U.S. Senate Republican Policy Committee - Larry E. Craig, Chairman - Jade West, Staff Director

September 3, 1997

Congress Most Vulnerable Constitutionally When Regulating Speech

How Much Campaign "Reform" Will the Constitution Tolerate?

The Congressional Research Service maintains a list of those acts of Congress which the U.S. Supreme Court has held to be unconstitutional (whether in whole or in part). At the end of the Court's most recent term, that list showed 139 instances: The first was in 1803, in the momentous case of Marbury v. Madison, and the most recent was on June 27 when the Court held that part of the Brady Handgun Act was unconstitutional.

The Supreme Court is especially skeptical of congressional enactments that restrain speech -- even if motivated by the best of intentions. That constitutional skepticism is, of course, anchored in the text of the First Amendment, which reads in part, "Congress shall make no law . . . abridging the freedom of speech or of the press. . . ." Campaign "reform" acts are always motivated by the best of intentions; at the same time, campaign "reform" acts always involve First Amendment freedoms.

The modern era of congressional campaign "reform" began with the passage of the Presidential Election Campaign Fund Act in 1971 and the Federal Election Campaign Act (FECA) in 1972. The first Supreme Court case reviewing those "reforms" was Buckley v. Valeo which was decided in 1976.

In an attempt to identify recent instances in which the constitutional vision of Congress clashed with the constitutional vision of the Supreme Court, we reviewed the CRS list and found 24 decisions in which a post-1971 act of Congress has been held unconstitutional. A strong plurality of those rejections involved the First Amendment and a disproportionate number involved campaign "reforms." Congress is most vulnerable constitutionally when it is regulating speech, particularly political speech, and campaign "reform" laws are laws that regulate political speech. Of the 24 instances, there have been --

Surprisingly, all of the nine First Amendment cases were speech cases. There were no petition cases, assembly cases, press cases, or religion cases. (The one case that ostensibly was a religion case, City of Boerne v. Flores (1997) (striking down the Religious Freedom Restoration Act), was a Fourteenth Amendment case, not a First Amendment case.) Of the nine First Amendment cases, five concerned political speech (which is at the "core" of the First Amendment) and four of those five were campaign "reform" cases. The remaining four cases were more at the periphery of the First Amendment than at its core, but the congressional acts were found unconstitutional nevertheless.
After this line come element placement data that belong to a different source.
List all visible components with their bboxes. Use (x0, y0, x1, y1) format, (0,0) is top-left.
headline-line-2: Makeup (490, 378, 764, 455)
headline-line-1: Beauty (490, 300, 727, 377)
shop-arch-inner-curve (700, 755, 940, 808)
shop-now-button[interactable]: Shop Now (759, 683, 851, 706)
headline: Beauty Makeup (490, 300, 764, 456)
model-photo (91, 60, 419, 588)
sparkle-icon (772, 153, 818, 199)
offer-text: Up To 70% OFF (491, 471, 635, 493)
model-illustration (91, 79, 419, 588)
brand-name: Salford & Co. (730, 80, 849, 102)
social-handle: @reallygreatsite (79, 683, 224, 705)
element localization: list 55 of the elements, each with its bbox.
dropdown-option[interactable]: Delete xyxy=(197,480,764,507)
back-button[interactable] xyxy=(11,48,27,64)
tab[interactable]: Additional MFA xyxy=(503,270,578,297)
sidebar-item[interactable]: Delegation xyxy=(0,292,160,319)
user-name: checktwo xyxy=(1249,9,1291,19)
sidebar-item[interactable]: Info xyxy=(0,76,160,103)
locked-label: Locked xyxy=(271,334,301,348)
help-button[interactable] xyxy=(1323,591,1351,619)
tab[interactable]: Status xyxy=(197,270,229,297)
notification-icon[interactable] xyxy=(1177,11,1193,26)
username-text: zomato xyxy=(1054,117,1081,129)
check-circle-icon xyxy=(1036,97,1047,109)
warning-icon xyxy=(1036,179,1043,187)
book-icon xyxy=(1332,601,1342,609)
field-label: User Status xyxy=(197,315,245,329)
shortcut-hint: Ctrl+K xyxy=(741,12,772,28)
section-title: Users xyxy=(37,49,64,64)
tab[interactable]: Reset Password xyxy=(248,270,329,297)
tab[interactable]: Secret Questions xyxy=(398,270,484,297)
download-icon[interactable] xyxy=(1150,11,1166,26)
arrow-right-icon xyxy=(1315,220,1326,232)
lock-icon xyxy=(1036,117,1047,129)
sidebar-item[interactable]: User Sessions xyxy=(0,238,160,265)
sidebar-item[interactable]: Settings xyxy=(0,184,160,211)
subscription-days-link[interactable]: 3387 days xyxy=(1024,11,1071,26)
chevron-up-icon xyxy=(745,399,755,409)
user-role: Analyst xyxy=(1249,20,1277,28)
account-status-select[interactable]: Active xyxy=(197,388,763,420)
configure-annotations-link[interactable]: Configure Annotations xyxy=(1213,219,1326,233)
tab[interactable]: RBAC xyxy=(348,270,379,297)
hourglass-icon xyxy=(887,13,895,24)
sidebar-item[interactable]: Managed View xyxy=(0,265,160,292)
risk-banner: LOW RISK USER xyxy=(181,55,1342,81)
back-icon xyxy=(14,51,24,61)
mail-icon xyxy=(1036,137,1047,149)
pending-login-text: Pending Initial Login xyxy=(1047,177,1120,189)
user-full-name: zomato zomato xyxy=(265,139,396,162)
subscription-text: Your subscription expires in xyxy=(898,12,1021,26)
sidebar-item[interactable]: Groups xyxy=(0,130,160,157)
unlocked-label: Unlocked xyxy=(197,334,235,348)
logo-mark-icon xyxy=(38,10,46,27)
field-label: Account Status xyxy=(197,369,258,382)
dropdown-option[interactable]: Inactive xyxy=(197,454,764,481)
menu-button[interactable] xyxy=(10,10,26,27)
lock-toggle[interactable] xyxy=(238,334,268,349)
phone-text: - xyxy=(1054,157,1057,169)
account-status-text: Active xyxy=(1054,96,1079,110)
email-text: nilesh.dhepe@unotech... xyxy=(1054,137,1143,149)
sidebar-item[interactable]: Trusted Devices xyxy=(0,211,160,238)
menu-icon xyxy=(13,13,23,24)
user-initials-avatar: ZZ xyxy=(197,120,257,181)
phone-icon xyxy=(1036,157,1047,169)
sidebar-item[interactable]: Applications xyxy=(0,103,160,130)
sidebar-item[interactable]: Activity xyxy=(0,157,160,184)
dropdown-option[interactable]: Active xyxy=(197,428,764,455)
Cases in Which the U.S. Supreme Court Held a Post-1971 Act of Congress
Unconstitutional Under the First Amendment:

  1. Cases Involving "Core" Political Speech/Expression

    1. Laws Involving Campaign "Reforms"
      • Buckley v. Valeo, 424 U.S. 1 (1976) (per curiam) (FECA)
      • Federal Election Commission v. National Conservative Political Action Committee, 470 U.S. 480 (1985) (Presidential Election Fund Act, enacted Dec. 10, 1971)
      • Federal Election Commission v. Massachusetts Citizens for Life, 479 U.S. 238 (1986) (FECA)
      • Colorado Republican Federal Campaign Committee v. Federal Election Commission, 116 S. Ct. 2309 (1996) (FECA)

    2. Other Laws
      • United States v. Eichman, 496 U.S. 310 (1990) (flag burning)

  2. Cases Not Involving "Core" Political Speech/Expression

    1. Laws Regulating Speech/Expression by Government Employees
      • United States v. National Treasury Employees Union, 513 U.S. 454 (1995) (honoraria for certain Executive Branch employees)

    2. Laws Regulating Indecent Speech/Expression
      • Sable Communications of California v. Federal Communications Commission, 492 U.S. 115 (1989)
      • Denver Area Educational Telecommunications Consortium v. Federal Communications Commission, 116 S. Ct. 2374 (1996)
      • Reno v. American Civil Liberties Union, 117 S. Ct. 2329 (1997)

    As this analysis shows, Congress is more likely to run afoul of the Supreme Court in the area of campaign finance "reform" than in any other area of the law. Campaign "reform" laws always involve free speech/expression, but the First Amendment forbids Congress to make any law "abridging the freedom of speech" -- especially political speech.